- Born: Samantha Jeanne Hill Winnipeg, Manitoba, Canada
- Education: University of Alberta (BFA 2011) University of Winnipeg (BA 2008)
- Occupations: Singer, actress
- Website: www.samanthajeannehill.com

= Samantha Hill (actress) =

Canadian actress and singer

Samantha Hill is a Canadian singer and actress who is most known for having starred in the Broadway shows Les Misérables and The Phantom of the Opera.

==Career==
Samantha began her career early by participating in musical and theatrical projects at her church. As a teenager, she was trained in ballet, jazz, theatre, and musical theatre. She trained as an actor at the University of Alberta in Edmonton, Alberta, where she graduated with the Bachelor of Fine Arts in 2011, and at the University of Winnipeg, where she earned her Bachelor of Arts in Theatre/Film in 2008.

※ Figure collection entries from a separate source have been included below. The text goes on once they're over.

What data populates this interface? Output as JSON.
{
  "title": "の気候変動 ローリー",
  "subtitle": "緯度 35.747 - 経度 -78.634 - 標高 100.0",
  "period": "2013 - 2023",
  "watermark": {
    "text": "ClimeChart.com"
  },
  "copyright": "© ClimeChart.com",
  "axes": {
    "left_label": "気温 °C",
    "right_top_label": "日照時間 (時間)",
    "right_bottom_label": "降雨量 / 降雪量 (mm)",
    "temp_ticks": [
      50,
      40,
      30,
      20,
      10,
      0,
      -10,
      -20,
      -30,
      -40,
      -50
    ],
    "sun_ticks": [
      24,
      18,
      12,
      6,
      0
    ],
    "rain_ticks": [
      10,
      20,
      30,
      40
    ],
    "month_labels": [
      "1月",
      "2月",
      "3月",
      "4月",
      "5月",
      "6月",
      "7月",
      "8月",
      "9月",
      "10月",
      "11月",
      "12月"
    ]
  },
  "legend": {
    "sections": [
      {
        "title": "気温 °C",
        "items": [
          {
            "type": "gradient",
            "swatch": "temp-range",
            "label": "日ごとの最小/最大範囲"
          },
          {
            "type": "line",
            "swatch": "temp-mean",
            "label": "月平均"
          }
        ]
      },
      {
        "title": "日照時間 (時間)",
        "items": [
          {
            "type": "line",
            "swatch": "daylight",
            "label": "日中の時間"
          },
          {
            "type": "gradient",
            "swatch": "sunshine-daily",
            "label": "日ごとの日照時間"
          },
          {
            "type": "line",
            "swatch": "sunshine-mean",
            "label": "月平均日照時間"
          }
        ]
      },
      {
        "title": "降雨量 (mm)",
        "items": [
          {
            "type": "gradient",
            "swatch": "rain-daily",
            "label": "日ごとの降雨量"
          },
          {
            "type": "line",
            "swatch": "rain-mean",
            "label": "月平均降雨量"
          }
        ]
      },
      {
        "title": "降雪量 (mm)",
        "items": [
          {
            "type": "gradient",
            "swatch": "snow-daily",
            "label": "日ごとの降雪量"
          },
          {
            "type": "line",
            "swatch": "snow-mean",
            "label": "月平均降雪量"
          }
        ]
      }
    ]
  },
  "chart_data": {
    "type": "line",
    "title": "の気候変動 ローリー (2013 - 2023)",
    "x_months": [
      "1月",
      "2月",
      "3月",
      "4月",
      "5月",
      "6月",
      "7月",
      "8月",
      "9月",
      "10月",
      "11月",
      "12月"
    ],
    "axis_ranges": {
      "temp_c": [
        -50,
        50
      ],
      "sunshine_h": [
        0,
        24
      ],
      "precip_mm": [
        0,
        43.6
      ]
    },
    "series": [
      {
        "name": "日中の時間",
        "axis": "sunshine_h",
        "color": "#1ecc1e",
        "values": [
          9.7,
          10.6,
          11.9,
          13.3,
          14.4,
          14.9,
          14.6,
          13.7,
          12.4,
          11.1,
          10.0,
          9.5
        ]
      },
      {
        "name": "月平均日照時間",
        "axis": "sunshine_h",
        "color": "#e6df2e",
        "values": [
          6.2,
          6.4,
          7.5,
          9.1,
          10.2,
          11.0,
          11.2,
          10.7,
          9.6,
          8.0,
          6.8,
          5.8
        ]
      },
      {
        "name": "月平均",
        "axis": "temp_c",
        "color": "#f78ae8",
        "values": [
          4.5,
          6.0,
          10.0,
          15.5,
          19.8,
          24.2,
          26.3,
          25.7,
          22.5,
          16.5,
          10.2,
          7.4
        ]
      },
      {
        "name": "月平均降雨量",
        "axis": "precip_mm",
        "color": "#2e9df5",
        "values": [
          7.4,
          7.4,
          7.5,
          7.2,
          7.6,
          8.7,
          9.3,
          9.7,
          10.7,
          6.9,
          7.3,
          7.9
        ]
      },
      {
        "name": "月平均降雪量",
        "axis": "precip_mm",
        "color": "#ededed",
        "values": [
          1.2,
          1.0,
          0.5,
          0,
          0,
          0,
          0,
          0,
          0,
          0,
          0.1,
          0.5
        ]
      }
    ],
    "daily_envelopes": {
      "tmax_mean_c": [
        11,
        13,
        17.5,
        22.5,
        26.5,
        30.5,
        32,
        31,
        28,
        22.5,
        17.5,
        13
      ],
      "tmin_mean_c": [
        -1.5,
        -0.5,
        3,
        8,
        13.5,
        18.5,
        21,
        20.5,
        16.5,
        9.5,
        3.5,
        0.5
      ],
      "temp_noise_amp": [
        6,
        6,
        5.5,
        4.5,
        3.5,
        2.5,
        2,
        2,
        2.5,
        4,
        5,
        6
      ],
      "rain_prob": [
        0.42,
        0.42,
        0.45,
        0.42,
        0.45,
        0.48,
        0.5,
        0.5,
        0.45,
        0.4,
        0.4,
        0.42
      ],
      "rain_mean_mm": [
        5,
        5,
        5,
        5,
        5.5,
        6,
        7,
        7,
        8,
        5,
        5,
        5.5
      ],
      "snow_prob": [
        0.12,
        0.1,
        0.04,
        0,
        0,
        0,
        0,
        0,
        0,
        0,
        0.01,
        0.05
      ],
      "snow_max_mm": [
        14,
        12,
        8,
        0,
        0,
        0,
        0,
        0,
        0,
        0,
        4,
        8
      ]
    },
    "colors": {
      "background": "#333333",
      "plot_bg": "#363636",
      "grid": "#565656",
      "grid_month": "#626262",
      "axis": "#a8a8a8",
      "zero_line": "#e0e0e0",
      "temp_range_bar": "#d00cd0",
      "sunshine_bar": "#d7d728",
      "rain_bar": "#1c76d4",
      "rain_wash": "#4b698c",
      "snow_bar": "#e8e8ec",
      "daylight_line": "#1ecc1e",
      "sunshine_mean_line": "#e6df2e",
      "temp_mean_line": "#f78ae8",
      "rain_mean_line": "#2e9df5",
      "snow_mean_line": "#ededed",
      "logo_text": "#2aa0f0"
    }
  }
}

Samantha took up roles in numerous musicals such as Spring Awakening in 2011 and Annie in 2012, before making her Broadway debut in The Phantom of the Opera as Christine Daaé in 2012. She was the alternate in the role until the departure of Sierra Boggess, and then went on to star until July 2013. She left The Phantom of the Opera to play Cosette in the Toronto production of Les Misérables, which led to her being cast in the same role for the 2014 Broadway revival. She earned critical acclaim for this role, both from press as well as from fans of the show.